What you do with the findings

The categories map onto fixes:

  • A high-volume, high-cost tool is a candidate for simplification — Hive, above. claudenlos is the thing that tells you that tool is worth an afternoon.
  • An MCP that returns the wrong representation — Zoho’s base64 attachments — can burn tens of thousands of tokens a call. The percentile spread is the tell.
  • A bulky-but-opaque field — Notion’s signed image URLs — is a rewrite target, not a deletion. The proxy can swap each 500-character URL for a short virtual one and expose a synthetic tool that resolves a virtual URL to a file on disk when the model actually needs the image. The context carries a stub; the bytes land on disk only on demand.
  • A near-deterministic chain is an automation opportunity in disguise. If tool A is followed by tool B 95% of the time, B probably shouldn’t be a separate round-trip through the model at all; fold it into A, or into a skill.
  • A high retry rate usually means a tool is broken, or its interface is confusing the model.

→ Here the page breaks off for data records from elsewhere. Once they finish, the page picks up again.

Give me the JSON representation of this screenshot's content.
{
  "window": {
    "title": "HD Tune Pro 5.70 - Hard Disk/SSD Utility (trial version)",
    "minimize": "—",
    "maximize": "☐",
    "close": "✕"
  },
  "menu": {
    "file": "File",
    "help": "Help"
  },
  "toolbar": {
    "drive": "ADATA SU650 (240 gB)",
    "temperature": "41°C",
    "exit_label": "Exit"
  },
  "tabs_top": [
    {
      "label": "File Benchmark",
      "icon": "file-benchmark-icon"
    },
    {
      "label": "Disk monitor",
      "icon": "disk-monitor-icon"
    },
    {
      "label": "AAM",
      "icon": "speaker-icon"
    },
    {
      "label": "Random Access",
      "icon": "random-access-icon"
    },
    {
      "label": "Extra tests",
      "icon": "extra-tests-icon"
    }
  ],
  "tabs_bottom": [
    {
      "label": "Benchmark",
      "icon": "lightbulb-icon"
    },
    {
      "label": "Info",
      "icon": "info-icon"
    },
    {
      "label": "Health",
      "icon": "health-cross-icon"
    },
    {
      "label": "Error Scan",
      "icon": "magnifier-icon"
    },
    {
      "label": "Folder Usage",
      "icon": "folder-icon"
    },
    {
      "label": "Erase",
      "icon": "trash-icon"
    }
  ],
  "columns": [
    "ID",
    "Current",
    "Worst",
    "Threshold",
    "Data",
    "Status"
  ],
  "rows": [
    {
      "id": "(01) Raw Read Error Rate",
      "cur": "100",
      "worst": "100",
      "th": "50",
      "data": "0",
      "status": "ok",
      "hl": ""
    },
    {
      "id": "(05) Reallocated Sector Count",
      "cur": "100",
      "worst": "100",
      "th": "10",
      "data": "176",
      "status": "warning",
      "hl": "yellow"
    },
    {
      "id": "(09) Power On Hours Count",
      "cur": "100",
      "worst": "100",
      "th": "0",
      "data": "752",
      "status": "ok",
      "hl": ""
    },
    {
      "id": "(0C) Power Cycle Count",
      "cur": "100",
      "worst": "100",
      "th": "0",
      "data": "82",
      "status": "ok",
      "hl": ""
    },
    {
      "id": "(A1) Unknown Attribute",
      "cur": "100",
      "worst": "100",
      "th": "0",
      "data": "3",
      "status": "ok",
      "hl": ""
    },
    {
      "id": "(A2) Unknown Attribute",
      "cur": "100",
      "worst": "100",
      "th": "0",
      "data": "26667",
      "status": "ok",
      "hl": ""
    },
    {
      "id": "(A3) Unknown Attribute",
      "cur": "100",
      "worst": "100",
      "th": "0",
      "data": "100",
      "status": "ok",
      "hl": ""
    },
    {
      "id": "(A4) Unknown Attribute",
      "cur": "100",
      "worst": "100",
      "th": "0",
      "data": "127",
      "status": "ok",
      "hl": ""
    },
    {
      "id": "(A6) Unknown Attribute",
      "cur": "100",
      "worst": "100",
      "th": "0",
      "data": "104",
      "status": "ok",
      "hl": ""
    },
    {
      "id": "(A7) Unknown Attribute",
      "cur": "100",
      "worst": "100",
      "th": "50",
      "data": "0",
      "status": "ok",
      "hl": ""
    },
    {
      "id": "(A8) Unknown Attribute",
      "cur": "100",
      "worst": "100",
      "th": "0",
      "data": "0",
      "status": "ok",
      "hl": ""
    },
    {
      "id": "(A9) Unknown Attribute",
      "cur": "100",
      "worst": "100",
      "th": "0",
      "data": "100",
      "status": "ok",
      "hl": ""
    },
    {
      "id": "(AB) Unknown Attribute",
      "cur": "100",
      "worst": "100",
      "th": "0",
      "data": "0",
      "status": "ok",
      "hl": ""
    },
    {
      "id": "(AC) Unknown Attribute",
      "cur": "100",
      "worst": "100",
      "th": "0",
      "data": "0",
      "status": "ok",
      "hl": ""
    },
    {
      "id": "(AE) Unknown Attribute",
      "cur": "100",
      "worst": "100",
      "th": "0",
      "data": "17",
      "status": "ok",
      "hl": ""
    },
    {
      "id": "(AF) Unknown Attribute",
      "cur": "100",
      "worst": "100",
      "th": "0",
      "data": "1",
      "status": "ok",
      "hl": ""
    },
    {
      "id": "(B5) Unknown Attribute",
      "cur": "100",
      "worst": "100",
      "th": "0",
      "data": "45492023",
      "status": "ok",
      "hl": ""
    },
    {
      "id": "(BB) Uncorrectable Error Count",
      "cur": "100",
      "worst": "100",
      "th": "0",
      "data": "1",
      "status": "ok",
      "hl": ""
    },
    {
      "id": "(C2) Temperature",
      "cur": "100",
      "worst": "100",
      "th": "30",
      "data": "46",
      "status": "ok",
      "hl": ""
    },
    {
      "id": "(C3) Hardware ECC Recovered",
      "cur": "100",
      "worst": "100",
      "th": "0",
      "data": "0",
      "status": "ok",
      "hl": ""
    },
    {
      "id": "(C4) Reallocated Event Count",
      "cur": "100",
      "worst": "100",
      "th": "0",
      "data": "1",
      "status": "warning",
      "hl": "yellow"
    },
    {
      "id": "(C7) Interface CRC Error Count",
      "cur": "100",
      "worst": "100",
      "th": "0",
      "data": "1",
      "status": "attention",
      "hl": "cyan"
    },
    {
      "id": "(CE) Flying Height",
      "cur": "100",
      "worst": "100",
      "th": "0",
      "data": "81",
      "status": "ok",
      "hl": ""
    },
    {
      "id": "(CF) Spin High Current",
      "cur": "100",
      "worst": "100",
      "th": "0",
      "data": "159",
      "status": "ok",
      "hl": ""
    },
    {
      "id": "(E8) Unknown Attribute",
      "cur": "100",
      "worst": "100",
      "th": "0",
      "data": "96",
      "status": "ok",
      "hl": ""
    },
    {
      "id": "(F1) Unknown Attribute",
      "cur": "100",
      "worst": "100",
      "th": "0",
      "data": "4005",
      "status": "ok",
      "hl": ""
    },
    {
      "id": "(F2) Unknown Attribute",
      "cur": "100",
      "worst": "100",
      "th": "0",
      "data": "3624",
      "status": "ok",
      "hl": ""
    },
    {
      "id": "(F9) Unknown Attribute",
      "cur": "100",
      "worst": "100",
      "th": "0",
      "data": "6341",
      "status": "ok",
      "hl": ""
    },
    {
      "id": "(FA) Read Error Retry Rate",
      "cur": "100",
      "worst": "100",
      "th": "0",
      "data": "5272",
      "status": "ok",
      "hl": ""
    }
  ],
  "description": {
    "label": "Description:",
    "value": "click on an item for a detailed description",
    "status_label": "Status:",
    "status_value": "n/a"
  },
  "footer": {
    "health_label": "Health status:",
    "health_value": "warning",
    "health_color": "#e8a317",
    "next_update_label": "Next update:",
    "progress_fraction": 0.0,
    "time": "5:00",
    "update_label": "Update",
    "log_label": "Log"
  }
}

It’s cheaper to fix the tool than to keep paying for the retries.

It runs in one line over whatever logs it can find:

uv run claudenlos --alias gh,github --chars-per-token 3.5 -v

It auto-discovers Claude profiles across ~/.claude*/projects, deduplicates aliases that point at the same MCP, and writes tab-separated output you can paste straight into a spreadsheet and sort.

One caveat: claudenlos is a simple tool — a few hundred lines that read logs and count characters. It’s a starting point, not an oracle, and the plain TSV is deliberate: feed it into an LLM and let that do the investigating. The model can rank the findings, follow each file:line to the call that triggered it and propose the fix. The tool identifies, you have to diagnose.

Why bother

Token cost is easy to wave away one call at a time — what’s another few thousand tokens? But tool and MCP overhead compounds: the same wasteful response, on every call, across every conversation, for as long as that server stays installed. The leverage is large and nearly invisible, because almost nobody reads their own logs.

claudenlos doesn’t fix anything itself. It points, with numbers, at the handful of tools where an hour of work pays for itself many times over — and then jqi, or a proxy filter, or a deleted round-trip does the rest. Measure first.